I can remember riding my beloved DannyBoy through the back streets to get to our #200 position in the lineup, yes, it’s that big, passing by floats, flowers, muscle cars, marching bands, scarecrows and clowns, as they waited their turn.

The big, gray horse with the long white tail, complete with ribbons and flowers made quite an impressive sight coming up the street. He always took first place for Best Parade Horse.

DannyBoy always put on a fancy parade trot that any good horseman would know was just an annoying trail jig, because he had to leave the Draft Horse barn and his nice pile of hay. Throwing in some excited whinnies along the way (horsetalk for, "Where are the other horses, when do we get to go back to the barn?") and every spectator thought he was the star of the Parade.

Things would begin to get exciting while waiting in the lineup, as the parade swept past and it came time for the horses to join in. Majorettes in sparkly uniforms marching in time to a band would turn the corner in perfect unison while huge fire engines blared their sirens. Candy flew through the air as children squealed in delight from the sidelines.

...I wasn’t always riding a well-mannered steed, doing the Queen-of-England-Wave to an adoring crowd; one year he tried to buck me off on someone’s front lawn, and then there was the time he tried to run over Levi Byler’s mini’s to get to Dane Mitchell’s Draft Hitch, two places up.

There was another time some children had come out of the crowd to pet him, just as some pranksters lit off some firecrackers. DannyBoy spooked and swung his huge, Draft Horse hind end around; lawn chairs went flying as a whole slew of spectators ran onto the nearest porch, one fellow clinging to a pole.

These past few years are a bit poignant; as the big guy isn’t at the Fair, nor have I been.

There had been dozens of kids coming by the Draft Horse barn to see him, the year after he died, and he wasn’t there.

To say that going to the Jamestown Fair without DannyBoy felt weird, would be saying the least. I continue to be amazed at the large number of people whose lives were touched by this wonderful horse.

He seemed especially attracted to small babies and elderly ladies. No one seemed to mind that he would try to take a sip from the baby’s juice bottle, or steal a lick off of someone’s ice cream cone.
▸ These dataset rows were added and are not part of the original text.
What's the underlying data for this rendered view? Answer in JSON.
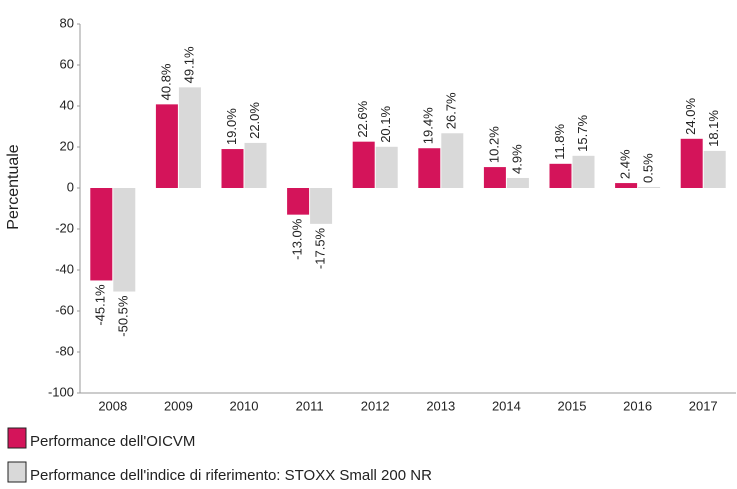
{
  "chart_data": {
    "type": "bar",
    "ylabel": "Percentuale",
    "categories": [
      "2008",
      "2009",
      "2010",
      "2011",
      "2012",
      "2013",
      "2014",
      "2015",
      "2016",
      "2017"
    ],
    "series": [
      {
        "name": "Performance dell'OICVM",
        "color": "#d4145a",
        "values": [
          -45.1,
          40.8,
          19.0,
          -13.0,
          22.6,
          19.4,
          10.2,
          11.8,
          2.4,
          24.0
        ],
        "value_labels": [
          "-45.1%",
          "40.8%",
          "19.0%",
          "-13.0%",
          "22.6%",
          "19.4%",
          "10.2%",
          "11.8%",
          "2.4%",
          "24.0%"
        ]
      },
      {
        "name": "Performance dell'indice di riferimento: STOXX Small 200 NR",
        "color": "#d9d9d9",
        "values": [
          -50.5,
          49.1,
          22.0,
          -17.5,
          20.1,
          26.7,
          4.9,
          15.7,
          0.5,
          18.1
        ],
        "value_labels": [
          "-50.5%",
          "49.1%",
          "22.0%",
          "-17.5%",
          "20.1%",
          "26.7%",
          "4.9%",
          "15.7%",
          "0.5%",
          "18.1%"
        ]
      }
    ],
    "ylim": [
      -100,
      80
    ],
    "yticks": [
      -100,
      -80,
      -60,
      -40,
      -20,
      0,
      20,
      40,
      60,
      80
    ],
    "grid": false
  }
}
Perhaps DannyBoy’s greatest gift of all was his kindness to anyone he met, and to the people who have no horse of their own, who got to visit him in the Draft Horse barn each year at the Fair. He and his heart were big enough for everyone and if only for those five days, he was their horse, too.

There was even a lady from Andover, Ohio, I had no idea who she was, come through looking for him. After I had explained he was deep-six, she went on to tell me she had a photograph of DannyBoy, and that he is the screen-saver for her computer!

Special thanks went out to my friend Ann Pearson, Parade Horse Department, for the lovely full-page dedication to DannyBoy in the Fair Book.

A year or so ago I said I didn’t know if I was going to show Jamestown ever again; I think I’ll be sitting this one out again, folks.

I do know that when I look up into the field at night and see the solar lantern glowing atop DannyBoy’s big grave that I still can’t believe he’s really gone.

You hear cowboys talk about that one-in-a-million horse; this one truly was, there will never be another one like him.

Always so friendly, so sweet.

As I’ve said, that empty stall at the barn and now the Jimtown Fair is matched only by the empty place in our hearts that has been created since he’s been gone.

Well, that’s all for now. Somebody get me a handkerchief.

Drying my tears to the immortal words of Roy Rogers and Dale Evans, "Happy Trails to You."